Cail was frightened by the possibility of losing control of his own life. He couldn’t stand the thought of hurting others due to his recklessness. “I won’t do it,” Cail said, determined to control his own destiny.

“You won’t do what?” Lydia asked.

“I won’t go to the fire domain. Not if it means that I’m going to hurt myself or others.”

“Cail, this vision isn’t a certainty. It’s a warning, a foreshadowing. It’s a glimpse into what is possible, not what is imminent. You cannot stay here simply because you are afraid of what could happen to you outside of Elona.” Cail knew that Lydia was right. His entire life was spent dreaming of something bigger than Elona, something beyond the coast. “Given the events of today, there is one more thing that I would like to tell you,” Lydia said.

“What is it?” Cail couldn’t begin to imagine what else she could have to say. Lydia had already told him so much, some hidden truths of the world, the meanings of his vision, the path that he needed to take.

“Your reading. The one that I kept hidden from you at the carnival. It’s more of a riddle than a reading, but if you focus and meditate on it, I believe it will help you on your quest.”

“Why did you wait until now to tell me?” Cail inquired. He remembered how infuriated he was that he had been excluded during his first visit with Lydia.

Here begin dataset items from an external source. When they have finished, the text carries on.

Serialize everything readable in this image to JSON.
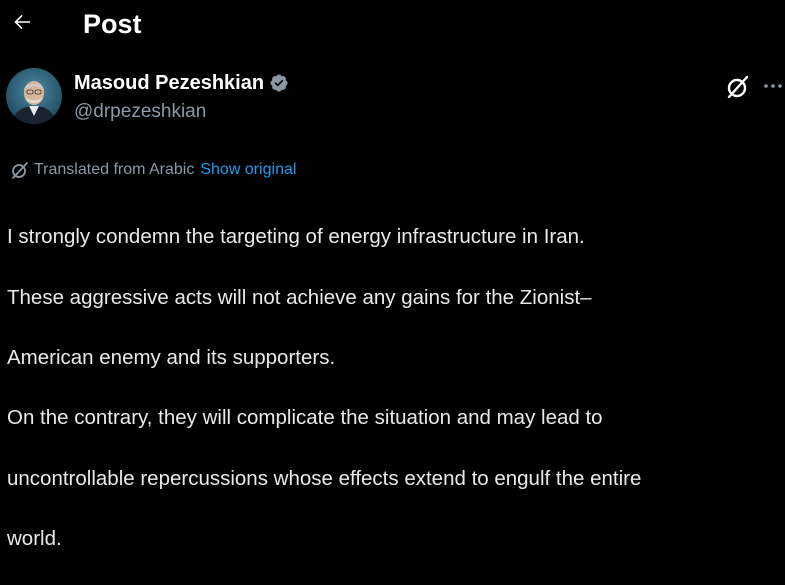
{
  "header": {
    "back_label": "Back",
    "title": "Post"
  },
  "author": {
    "display_name": "Masoud Pezeshkian",
    "handle": "@drpezeshkian",
    "verified": true
  },
  "translation": {
    "label": "Translated from Arabic",
    "show_original_label": "Show original"
  },
  "post": {
    "text_lines": [
      "I strongly condemn the targeting of energy infrastructure in Iran.",
      "These aggressive acts will not achieve any gains for the Zionist–",
      "American enemy and its supporters.",
      "On the contrary, they will complicate the situation and may lead to",
      "uncontrollable repercussions whose effects extend to engulf the entire",
      "world."
    ]
  },
  "icons": {
    "back": "arrow-left-icon",
    "verified": "verified-badge-icon",
    "grok": "grok-icon",
    "more": "more-icon",
    "translate": "grok-translate-icon"
  },
  "colors": {
    "background": "#000000",
    "text": "#e7e9ea",
    "secondary_text": "#8b98a5",
    "accent": "#1d9bf0"
  }
}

“Do you wish to receive your reading or don’t you?” Lydia snapped at Cail, annoyed with his constant questioning. Cail remained silent, feeling embarrassed. Then Lydia said “Here is your riddle:

'The night's sun, the forest shrine.
Below the rocks since the dawn of time.
A place of hand, thick or thin.
Accept your fate, taken by wind.'"

At the conclusion of the riddle, they both sat silently in their chairs, trying to weave through their own minds, searching for the answer. Cail had never embarked into the forest before. The villagers were afraid of it. The forest was vast and mysterious. It was at least ten times the size of Elona and covered the entire west side of the island, with Elona being to the east. Inside of the forest was a maze, a labyrinth of trees.

On several occasions, there were Elonians, young and old, who would run into the forest and never be seen again. Many of the villagers claimed that the forest was cursed and also claimed that anyone who dared to enter would be forever doomed. Cail was skeptical of such far-fetched claims, however, he did think that it was wise to steer far from the forest.

“Do you know what any of it means?” Cail asked. He was completely stumped by the riddle that Lydia had posed to him.

“I’ve ruminated on this puzzle for the last couple of days, but the only clue I can gather from it is that you must find some item of importance in the forest. What or where it is, I do not know.”

Cail shuddered at the thought of going into that dreaded land. He had only entered it once in his life. The trees were dark, unlike the trees of Elona. They towered over Cail, stalking and following him. He never did see any animals while he roamed through the edge of the forest, although he was not visiting for very long. Cail was so spooked by the environment that he refused to go there alone ever again.

Cail stood up from his chair and said, “Lydia, you’ve been beyond helpful to me. I don’t know how I can ever repay you.”

Lydia smiled at the compliment. “It’s my pleasure to help the Lord of Elona,” she said. “No matter where this future vision takes you, remember that the only certainty is the present.”